Wieder bin ich ohne Wohnung, habe noch kein Zimmer in Berlin, egal. Egal. Ich muss jetzt weg. Meine fehlende Geduld kommt wieder ins Spiel, die und mein geknickstes Herz, ich verlass Wien wie ich damals hier angekommen bin, immerhin, ein Kreismoment. Kann auch seit Wochen nichts anderes von mir geben als dieses selbstmitleidige Geseiere, wer will das hören, niemand, deswegen schreib ich es hier hin, quetsch es raus. Die Ironie ist groß und hockt mir unpraktisch auf den Schultern, da sollte doch anderes Gepäck hin, aber gut, kommst du halt auch mit, du bist ja nun schon länger da.
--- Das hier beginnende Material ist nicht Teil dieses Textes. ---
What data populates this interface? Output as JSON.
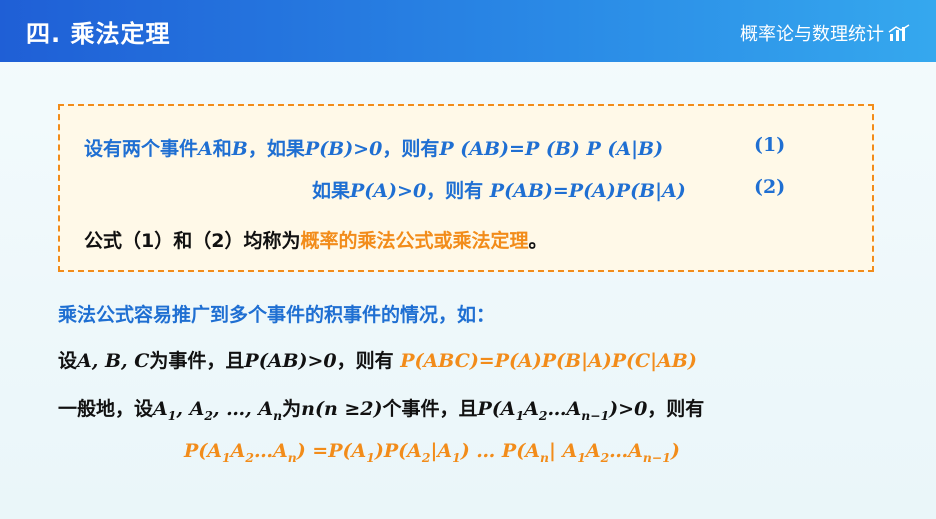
{
  "header": {
    "title": "四. 乘法定理",
    "brand": "概率论与数理统计"
  },
  "box": {
    "row1_prefix": "设有两个事件",
    "row1_A": "A",
    "row1_and": "和",
    "row1_B": "B",
    "row1_if": "，如果",
    "row1_cond": "P(B)>0",
    "row1_then": "，则有",
    "row1_formula": "P (AB)=P (B) P (A|B)",
    "row1_eqno": "(1)",
    "row2_if": "如果",
    "row2_cond": "P(A)>0",
    "row2_then": "，则有 ",
    "row2_formula": "P(AB)=P(A)P(B|A)",
    "row2_eqno": "(2)",
    "row3_prefix": "公式（1）和（2）均称为",
    "row3_highlight": "概率的乘法公式或乘法定理",
    "row3_suffix": "。"
  },
  "lead": "乘法公式容易推广到多个事件的积事件的情况，如：",
  "line1": {
    "prefix": "设",
    "events": "A, B, C",
    "mid": "为事件，且",
    "cond": "P(AB)>0",
    "then": "，则有 ",
    "formula": "P(ABC)=P(A)P(B|A)P(C|AB)"
  },
  "line2": {
    "prefix": "一般地，设",
    "mid": "为",
    "n_cond": "n(n ≥2)",
    "tail": "个事件，且",
    "then": "，则有"
  },
  "colors": {
    "accent_blue": "#1f6fd2",
    "accent_orange": "#f28c1a",
    "header": "#1f5fd6"
  },
  "icons": {
    "brand": "bar-chart-icon"
  }
}
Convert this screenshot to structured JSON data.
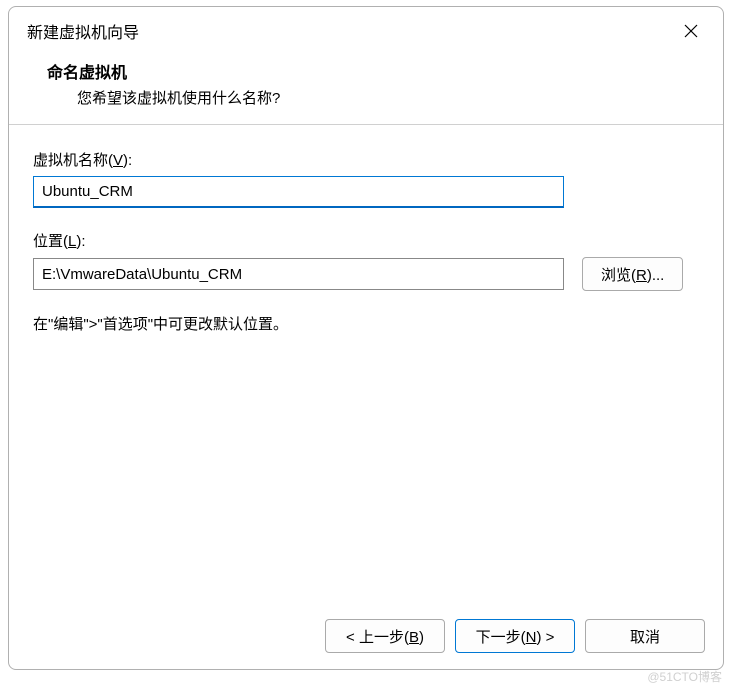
{
  "titlebar": {
    "title": "新建虚拟机向导"
  },
  "header": {
    "title": "命名虚拟机",
    "subtitle": "您希望该虚拟机使用什么名称?"
  },
  "fields": {
    "vm_name": {
      "label_pre": "虚拟机名称(",
      "label_key": "V",
      "label_post": "):",
      "value": "Ubuntu_CRM"
    },
    "location": {
      "label_pre": "位置(",
      "label_key": "L",
      "label_post": "):",
      "value": "E:\\VmwareData\\Ubuntu_CRM",
      "browse_pre": "浏览(",
      "browse_key": "R",
      "browse_post": ")..."
    }
  },
  "hint": "在\"编辑\">\"首选项\"中可更改默认位置。",
  "footer": {
    "back_pre": "< 上一步(",
    "back_key": "B",
    "back_post": ")",
    "next_pre": "下一步(",
    "next_key": "N",
    "next_post": ") >",
    "cancel": "取消"
  },
  "watermark": "@51CTO博客"
}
Die grobe Planung besagt, dass ich jetzt ins Salzkammergut fahre, dann nach Freiburg zu Sophie, dort an meinem jetzigen Textprojekt arbeite, dann nach Insul (Worldcup Downhillrennen), dann zum Joyride (Freeride). Ob, wie, wann, was: Ich weiß es nicht. Mal schauen. So anstrengend meine nicht vorhandene Planung es manchmal macht, umso wohliger wirds, wenn ich mich nur nach Laune und Sonne richte, der Wind neben mir, ansonsten der jeweilige Ohrwurm im Kopf und ich auf der Straße. Ja ich weiß, ich bewege mich hier ausschließlich in Umgebung von ausgelutschten einsame Wölfin-Metaphern, aber ich hab Herzscheiße, steck bis zum Hals drin und die Ausläufer kriechen mir ins Hirn, machen andere Gedanken unmöglich. Hoffen wir, dass der klare Blick zurück kommt, wenn ich weit genug weg bin und lange genug auf Landstraßen mein tausendfach wiedergekäutes „Aber was wäre wenn..?“ in den Gegenwind gebrüllt hab. Falls du das hier liest: Ich werd dich vermissen, immerzu.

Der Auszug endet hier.